Je n’irais pas jusqu’à assimiler notre Melenchon national au dictateur allemand, épouvantail de toute vie politique. Mais ce que je veux dire, c’est que le verbe sans essence est condamné. Ce n’est pas tout de condamner et de détruire, il faut savoir construire. Et s’appuyer sur l’homme dans sa diversité. Fédérer avant de diviser, entraîner dans une direction claire. La comparaison du blog de Jean Luc avec le long interview de notre Président dans le Point de cette semaine, est édifiant. D’un côté, on stigmatise ; de l’autre on mobilise. Mélenchon se discrédite en ne reconnaissant pas à quel point l’approche de Macron est nouvelle dans notre pays : parler, échanger, proposer, revoir sa copie, rediscuter, trouver un compromis… C’est à des années-lumière de tout ce qui a été fait jusqu’à présent. Et le rappel de l’objectif collectif à atteindre qui va bien au delà de la simple Loi Travail remet les pendules à l’heure. Il ne s’agit pas de faire plaisir à telle catégorie ou à telle autre, mais de constituer les conditions pour que tout le monde gagne.

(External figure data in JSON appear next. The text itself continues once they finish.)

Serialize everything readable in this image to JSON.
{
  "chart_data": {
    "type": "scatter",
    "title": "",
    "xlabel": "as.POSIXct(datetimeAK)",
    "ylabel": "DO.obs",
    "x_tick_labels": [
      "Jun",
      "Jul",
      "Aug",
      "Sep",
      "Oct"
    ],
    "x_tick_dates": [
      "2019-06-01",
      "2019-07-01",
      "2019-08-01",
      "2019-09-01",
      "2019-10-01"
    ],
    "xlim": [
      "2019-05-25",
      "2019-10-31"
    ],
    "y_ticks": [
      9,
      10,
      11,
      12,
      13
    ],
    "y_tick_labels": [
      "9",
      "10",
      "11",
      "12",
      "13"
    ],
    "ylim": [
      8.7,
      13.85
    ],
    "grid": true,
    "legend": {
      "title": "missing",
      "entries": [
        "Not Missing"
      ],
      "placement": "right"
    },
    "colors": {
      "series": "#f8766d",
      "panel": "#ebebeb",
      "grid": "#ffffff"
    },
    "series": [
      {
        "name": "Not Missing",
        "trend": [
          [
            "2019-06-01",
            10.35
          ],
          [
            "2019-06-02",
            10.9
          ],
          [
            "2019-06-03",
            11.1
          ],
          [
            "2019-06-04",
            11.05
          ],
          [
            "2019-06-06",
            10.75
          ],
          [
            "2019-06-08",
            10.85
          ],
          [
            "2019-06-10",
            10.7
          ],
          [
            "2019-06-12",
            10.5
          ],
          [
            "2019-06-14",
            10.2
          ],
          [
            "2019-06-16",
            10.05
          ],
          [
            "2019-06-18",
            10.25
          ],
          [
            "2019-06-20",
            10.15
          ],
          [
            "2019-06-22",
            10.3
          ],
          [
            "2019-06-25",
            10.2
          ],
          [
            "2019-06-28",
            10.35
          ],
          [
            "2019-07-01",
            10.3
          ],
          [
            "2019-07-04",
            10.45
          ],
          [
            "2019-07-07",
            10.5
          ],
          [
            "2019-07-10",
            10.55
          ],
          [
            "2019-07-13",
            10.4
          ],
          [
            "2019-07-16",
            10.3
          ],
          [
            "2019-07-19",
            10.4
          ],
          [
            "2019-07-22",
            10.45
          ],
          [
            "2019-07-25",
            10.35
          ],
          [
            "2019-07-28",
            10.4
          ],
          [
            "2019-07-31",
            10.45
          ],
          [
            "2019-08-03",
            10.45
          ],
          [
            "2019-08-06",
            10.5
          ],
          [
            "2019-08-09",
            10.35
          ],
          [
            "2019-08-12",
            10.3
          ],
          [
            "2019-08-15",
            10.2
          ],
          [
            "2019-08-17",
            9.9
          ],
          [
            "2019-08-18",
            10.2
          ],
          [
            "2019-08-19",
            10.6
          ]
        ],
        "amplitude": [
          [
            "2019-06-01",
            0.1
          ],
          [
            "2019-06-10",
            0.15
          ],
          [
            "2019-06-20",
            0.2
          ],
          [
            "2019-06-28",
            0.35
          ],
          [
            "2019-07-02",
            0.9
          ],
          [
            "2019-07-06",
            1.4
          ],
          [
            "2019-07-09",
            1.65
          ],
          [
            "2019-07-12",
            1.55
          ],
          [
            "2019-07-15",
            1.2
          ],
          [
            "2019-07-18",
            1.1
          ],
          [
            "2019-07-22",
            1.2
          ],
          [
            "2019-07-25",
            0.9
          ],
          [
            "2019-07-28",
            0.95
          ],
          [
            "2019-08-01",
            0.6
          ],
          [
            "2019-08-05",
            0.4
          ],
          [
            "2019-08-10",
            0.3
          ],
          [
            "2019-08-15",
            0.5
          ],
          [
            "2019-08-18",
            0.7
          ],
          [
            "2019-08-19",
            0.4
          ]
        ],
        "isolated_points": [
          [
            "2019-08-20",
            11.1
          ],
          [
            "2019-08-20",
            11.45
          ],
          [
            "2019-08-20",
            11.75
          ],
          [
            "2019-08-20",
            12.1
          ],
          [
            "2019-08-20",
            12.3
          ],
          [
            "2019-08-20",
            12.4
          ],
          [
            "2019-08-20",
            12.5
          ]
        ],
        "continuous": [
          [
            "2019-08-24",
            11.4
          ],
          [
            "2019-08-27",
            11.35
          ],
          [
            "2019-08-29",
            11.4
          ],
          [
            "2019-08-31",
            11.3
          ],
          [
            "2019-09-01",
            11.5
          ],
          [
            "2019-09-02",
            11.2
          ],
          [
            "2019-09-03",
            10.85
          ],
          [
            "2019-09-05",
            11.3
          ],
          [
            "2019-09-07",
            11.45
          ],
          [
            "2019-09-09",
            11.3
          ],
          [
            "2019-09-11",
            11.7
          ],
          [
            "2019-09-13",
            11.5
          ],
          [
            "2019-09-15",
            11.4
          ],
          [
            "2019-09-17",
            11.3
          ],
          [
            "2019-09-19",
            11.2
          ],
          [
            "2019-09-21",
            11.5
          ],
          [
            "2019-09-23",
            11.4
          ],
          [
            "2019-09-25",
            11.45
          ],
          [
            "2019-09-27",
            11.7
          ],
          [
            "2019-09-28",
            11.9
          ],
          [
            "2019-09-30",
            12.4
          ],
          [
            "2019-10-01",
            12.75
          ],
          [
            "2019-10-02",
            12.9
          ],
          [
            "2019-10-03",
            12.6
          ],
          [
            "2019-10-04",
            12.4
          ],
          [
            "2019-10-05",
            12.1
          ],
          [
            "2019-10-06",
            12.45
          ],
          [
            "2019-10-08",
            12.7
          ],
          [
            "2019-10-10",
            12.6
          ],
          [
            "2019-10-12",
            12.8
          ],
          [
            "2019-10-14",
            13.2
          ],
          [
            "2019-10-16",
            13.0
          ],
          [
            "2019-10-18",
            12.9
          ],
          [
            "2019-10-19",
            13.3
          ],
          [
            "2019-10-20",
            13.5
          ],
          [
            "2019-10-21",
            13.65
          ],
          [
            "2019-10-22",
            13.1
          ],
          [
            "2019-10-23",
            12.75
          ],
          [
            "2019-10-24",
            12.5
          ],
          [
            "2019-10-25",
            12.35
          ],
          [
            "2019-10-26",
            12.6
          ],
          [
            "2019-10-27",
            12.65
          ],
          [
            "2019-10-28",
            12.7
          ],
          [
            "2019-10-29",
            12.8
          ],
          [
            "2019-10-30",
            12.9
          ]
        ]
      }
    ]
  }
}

Je ne trouve pas de positivisme dans le discours du leader de la France insoumise. Mélenchon est une belle mécanique, une éolienne qui distille un verbe puissant, souvent provocateur, parfois juste. Mais cette éolienne ne tourne que sous l’effet des vents mauvais. Il ne fabrique pas du bon courant qui donnerait du jus à l’ensemble de notre société ; il ne fait que produire de la tension. A l’image des manifestations à venir – de principe – contre une Loi qui a su pourtant trouver les faveurs de syndicats pourtant peu complaisants vis à vis du pouvoir.
Melenchon séduit surtout des jeunes qui n’ont pas connu autre chose que la crise. Ils sont désabusés et se disent « pourquoi pas ? ». Mais ces jeunes se gardent bien de regarder en dehors de nos frontières pour voir si d’autres s’en sortent mieux. Ou quand ils le font, c’est avec un regard partisan. La vision de l’Allemagne par Melenchon est une mascarade. Selon lui, ce pays serait celui de millions de travailleurs pauvres. Les Allemands seraient malheureux. Pourtant, ces mêmes Allemands sont sur le point d’élire pour la quatrième fois Angela Merkel. A croire que les Allemands sont masochistes !… Non simplement, il y a plus de fierté à travailler qu’à être au crochet de la société comme nos millions de chômeurs à nous. Les Allemands ont bien compris qu’il fallait mieux dépendre de rémunérations d’entreprises bien portantes et bien gérées que d’indemnités d’un Etat au bord de la faillite qui emprunte pour payer ses fonctionnaires.
Tout le monde sent bien que notre système est à bout de souffle. A force de tirer sur la corde, elle va finir par craquer. Soutenir Melenchon, c’est jouer la carte de l’aventure. Un peu comme en 1917 dans la Russie tsariste… Un siècle plus tard, il serait aberrant de reproduire la même erreur.